Um estudo de 2017 com 1.100 trabalhadores remotos demonstrou
que esses funcionários tinham maior possibilidade de relatar que seus colegas
os isolaram, fizeram fofocas sobre eles pelas costas e até influenciaram outros
contra eles enquanto trabalhavam em casa.
Eles também afirmaram que, quando surgia um conflito entre
colegas, o trabalho remoto dificultava a sua resolução.
Sem as indicações físicas e o contexto da comunicação
presencial, o trabalho remoto realmente abre espaço para diferentes leituras de
mensagens que, às vezes, são simples.
"No contexto digital, muitas vezes nós precisamos
interpretar o tom de voz, o que é difícil", afirma Sharma. "Por isso,
as pessoas podem começar a questionar seu senso de pertencimento, se eles
realmente estão sofrendo bullying e se é intencional."
Essa zona cinzenta pode ser preocupante para os
profissionais, mas também fornece um "álibi" plausível para os
próprios praticantes de bullying. Com isso, o mau tratamento, de baixo nível,
pode aumentar.
Quando incidentes aparentemente pequenos, como comentários
bruscos ou pequenos menosprezos, são ignorados, as consequências podem ser
sérias para os funcionários individualmente e para a empresa como um todo.
"O terreno fértil para os tipos mais sérios de assédio
e bullying é o comportamento inadequado de baixo nível, que muitas vezes
poderia ser simplesmente eliminado", afirma Suff. "E, se o bullying
não for combatido, é como uma ferida que se alastra. Ele nunca fica restrito
aos indivíduos que foram sua fonte original."
"É importante que o bullying não seja considerado
apenas uma questão entre o seu autor e a vítima; é um problema coletivo",
acrescenta Ng.
Estudos indicam que as pessoas que testemunham o bullying
podem sofrer o mesmo impacto negativo sobre o seu bem-estar que as pessoas que
sofrem o assédio.
"Isso realmente afeta a motivação do grupo. As pessoas
podem ter medo de compartilhar suas opiniões, sentir-se mais estressadas e isso
pode gerar queda do desempenho e do comprometimento, o que acaba afetando a
companhia", explica Ng.
De forma geral, sabe-se que o bullying no ambiente de
trabalho causa ansiedade, depressão e piora o desempenho profissional. E ainda
"existem certas características do cyberbullying que o tornam mais
prejudicial que o bullying presencial comum", segundo Ng.

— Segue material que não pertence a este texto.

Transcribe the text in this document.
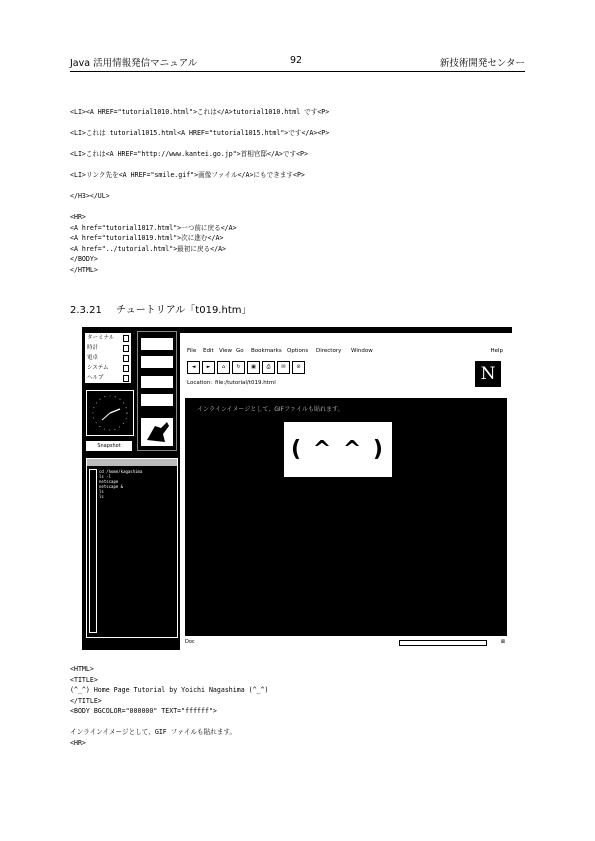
Java 活用情報発信マニュアル	92	新技術開発センター
<LI><A HREF="tutorial1010.html">これは</A>tutorial1010.html です<P>
<LI>これは tutorial1015.html<A HREF="tutorial1015.html">です</A><P>
<LI>これは<A HREF="http://www.kantei.go.jp">首相官邸</A>です<P>
<LI>リンク先を<A HREF="smile.gif">画像ファイル</A>にもできます<P>
</H3></UL>
<HR>
<A href="tutorial1017.html">一つ前に戻る</A>
<A href="tutorial1019.html">次に進む</A>
<A href="../tutorial.html">最初に戻る</A>
</BODY>
</HTML>
2.3.21 チュートリアル「t019.htm」
ターミナル
時計
電卓
システム
ヘルプ
Snapshot
cd /home/kagashima
ls -l
netscape
netscape &
ls
ls
File Edit View Go Bookmarks Options Directory Window	Help
◄	►	⌂	↻	▣	⎙	✉	⊘
Location: file:/tutorial/t019.html	N
インラインイメージとして、GIFファイルも貼れます。
( ^ ^ )
Doc	⊠
<HTML>
<TITLE>
(^_^) Home Page Tutorial by Yoichi Nagashima (^_^)
</TITLE>
<BODY BGCOLOR="000000" TEXT="ffffff">
インラインイメージとして、GIF ファイルも貼れます。
<HR>
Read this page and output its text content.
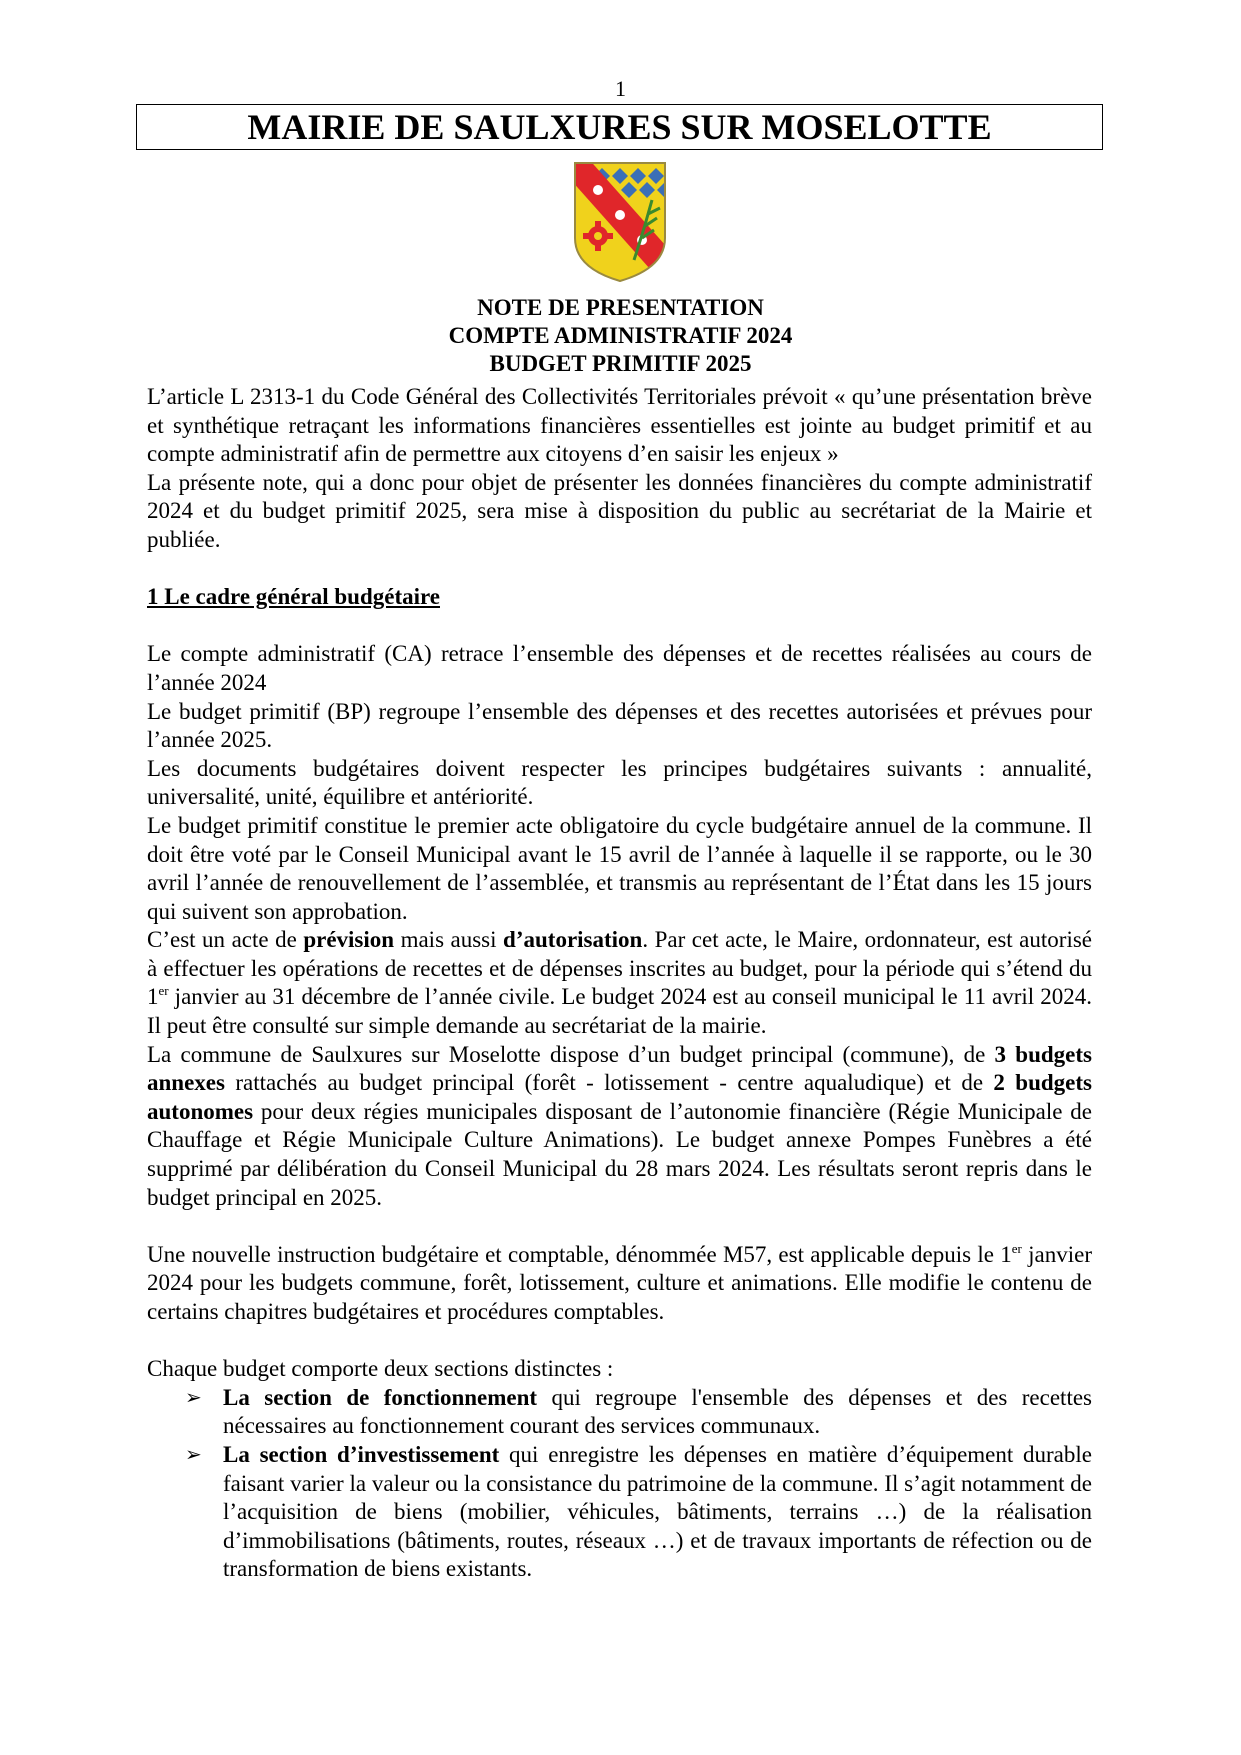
1
MAIRIE DE SAULXURES SUR MOSELOTTE
NOTE DE PRESENTATION
COMPTE ADMINISTRATIF 2024
BUDGET PRIMITIF 2025

L’article L 2313-1 du Code Général des Collectivités Territoriales prévoit « qu’une présentation brève et synthétique retraçant les informations financières essentielles est jointe au budget primitif et au compte administratif afin de permettre aux citoyens d’en saisir les enjeux »

La présente note, qui a donc pour objet de présenter les données financières du compte administratif 2024 et du budget primitif 2025, sera mise à disposition du public au secrétariat de la Mairie et publiée.

1 Le cadre général budgétaire

Le compte administratif (CA) retrace l’ensemble des dépenses et de recettes réalisées au cours de l’année 2024

Le budget primitif (BP) regroupe l’ensemble des dépenses et des recettes autorisées et prévues pour l’année 2025.

Les documents budgétaires doivent respecter les principes budgétaires suivants : annualité, universalité, unité, équilibre et antériorité.

Le budget primitif constitue le premier acte obligatoire du cycle budgétaire annuel de la commune. Il doit être voté par le Conseil Municipal avant le 15 avril de l’année à laquelle il se rapporte, ou le 30 avril l’année de renouvellement de l’assemblée, et transmis au représentant de l’État dans les 15 jours qui suivent son approbation.

C’est un acte de prévision mais aussi d’autorisation. Par cet acte, le Maire, ordonnateur, est autorisé à effectuer les opérations de recettes et de dépenses inscrites au budget, pour la période qui s’étend du 1er janvier au 31 décembre de l’année civile. Le budget 2024 est au conseil municipal le 11 avril 2024. Il peut être consulté sur simple demande au secrétariat de la mairie.

La commune de Saulxures sur Moselotte dispose d’un budget principal (commune), de 3 budgets annexes rattachés au budget principal (forêt - lotissement - centre aqualudique) et de 2 budgets autonomes pour deux régies municipales disposant de l’autonomie financière (Régie Municipale de Chauffage et Régie Municipale Culture Animations). Le budget annexe Pompes Funèbres a été supprimé par délibération du Conseil Municipal du 28 mars 2024. Les résultats seront repris dans le budget principal en 2025.

Une nouvelle instruction budgétaire et comptable, dénommée M57, est applicable depuis le 1er janvier 2024 pour les budgets commune, forêt, lotissement, culture et animations. Elle modifie le contenu de certains chapitres budgétaires et procédures comptables.

Chaque budget comporte deux sections distinctes :

➢ La section de fonctionnement qui regroupe l'ensemble des dépenses et des recettes nécessaires au fonctionnement courant des services communaux.
➢ La section d’investissement qui enregistre les dépenses en matière d’équipement durable faisant varier la valeur ou la consistance du patrimoine de la commune. Il s’agit notamment de l’acquisition de biens (mobilier, véhicules, bâtiments, terrains …) de la réalisation d’immobilisations (bâtiments, routes, réseaux …) et de travaux importants de réfection ou de transformation de biens existants.
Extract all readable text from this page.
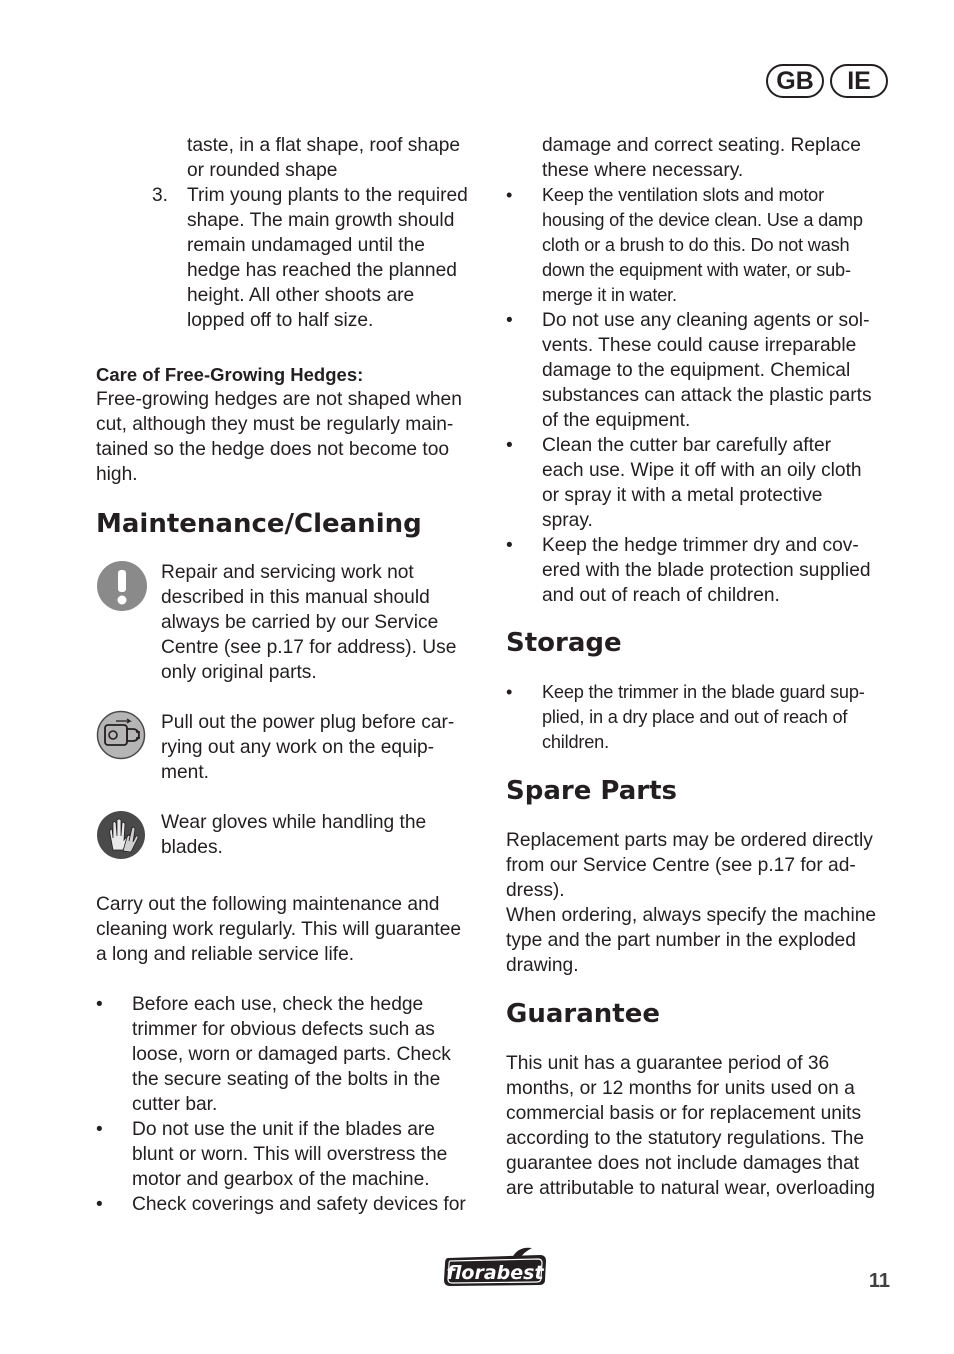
GB	IE

taste, in a flat shape, roof shape

or rounded shape

3. Trim young plants to the required

shape. The main growth should

remain undamaged until the

hedge has reached the planned

height. All other shoots are

lopped off to half size.

Care of Free-Growing Hedges:

Free-growing hedges are not shaped when

cut, although they must be regularly main-

tained so the hedge does not become too

high.

Maintenance/Cleaning

Repair and servicing work not

described in this manual should

always be carried by our Service

Centre (see p.17 for address). Use

only original parts.

Pull out the power plug before car-

rying out any work on the equip-

ment.

Wear gloves while handling the

blades.

Carry out the following maintenance and

cleaning work regularly. This will guarantee

a long and reliable service life.

•	Before each use, check the hedge

trimmer for obvious defects such as

loose, worn or damaged parts. Check

the secure seating of the bolts in the

cutter bar.

•	Do not use the unit if the blades are

blunt or worn. This will overstress the

motor and gearbox of the machine.

•	Check coverings and safety devices for

damage and correct seating. Replace

these where necessary.

•	Keep the ventilation slots and motor

housing of the device clean. Use a damp

cloth or a brush to do this. Do not wash

down the equipment with water, or sub-

merge it in water.

•	Do not use any cleaning agents or sol-

vents. These could cause irreparable

damage to the equipment. Chemical

substances can attack the plastic parts

of the equipment.

•	Clean the cutter bar carefully after

each use. Wipe it off with an oily cloth

or spray it with a metal protective

spray.

•	Keep the hedge trimmer dry and cov-

ered with the blade protection supplied

and out of reach of children.

Storage
•	Keep the trimmer in the blade guard sup-

plied, in a dry place and out of reach of

children.

Spare Parts

Replacement parts may be ordered directly

from our Service Centre (see p.17 for ad-

dress).

When ordering, always specify the machine

type and the part number in the exploded

drawing.

Guarantee

This unit has a guarantee period of 36

months, or 12 months for units used on a

commercial basis or for replacement units

according to the statutory regulations. The

guarantee does not include damages that

are attributable to natural wear, overloading

florabest	11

"Especialmente a disponibilidade 24 horas por dia, sete
dias por semana, e a onipresença da tecnologia e das redes sociais. Antes, você
podia sair do ambiente de trabalho e talvez sentir-se um pouco mais seguro, mas
agora essa divisão não existe mais", afirma ela.
A solução do problema
Antes da pandemia, o grupo provavelmente mais responsável
pelo bullying no ambiente de trabalho era o dos gerentes, que eram responsáveis
por 40% dos incidentes, segundo o estudo do CIPD. E, em 2021, o Workplace
Bullying Institute concluiu que o mesmo era válido para o trabalho remoto, com
os gerentes responsáveis por 47% dos relatos de bullying.
Os chefes de todos os níveis detêm enorme influência sobre o
comportamento relativo ao bullying em todas as organizações.
"Um dos principais pontos enfatizados pelas pesquisas é
o papel do líder para modelar o que é o bom comportamento", afirma Ng. Sem
um forte exemplo de liderança inclusiva, "os funcionários podem ter a
sensação de que comportamentos de bullying podem passar impunes ou ser
aceitáveis".
Além dos gerentes, é obrigação das empresas garantir que
tenham estruturas estabelecidas para lidar com o bullying remoto, incluindo
processos claros para que os funcionários relatem incidentes com a garantia de
que eles serão adequadamente tratados —especialmente quando os gerentes são os
responsáveis pelo bullying.
Isso exige abordagem proativa e, em muitos casos,
compreensão mais profunda das formas sutis de manifestação do bullying remoto.
Para os funcionários remotos presos em ambientes de trabalho
onde o bullying é um problema, uma opção é levar a questão para o RH,
especialmente se for cometido por um chefe.
É preciso coragem para falar sobre o problema, mas Priyanka
Sharma aconselha as pessoas a fazer isso o mais cedo possível, "para que
os assuntos possam ser tratados com sentido de urgência, sem causar impacto ao
seu bem-estar mental de longo prazo".
E as pessoas que denunciam o bullying no trabalho remoto
podem também fazer algo que as vítimas presenciais muitas vezes não conseguem:
fornecer provas como mensagens, emails e logs de chamadas.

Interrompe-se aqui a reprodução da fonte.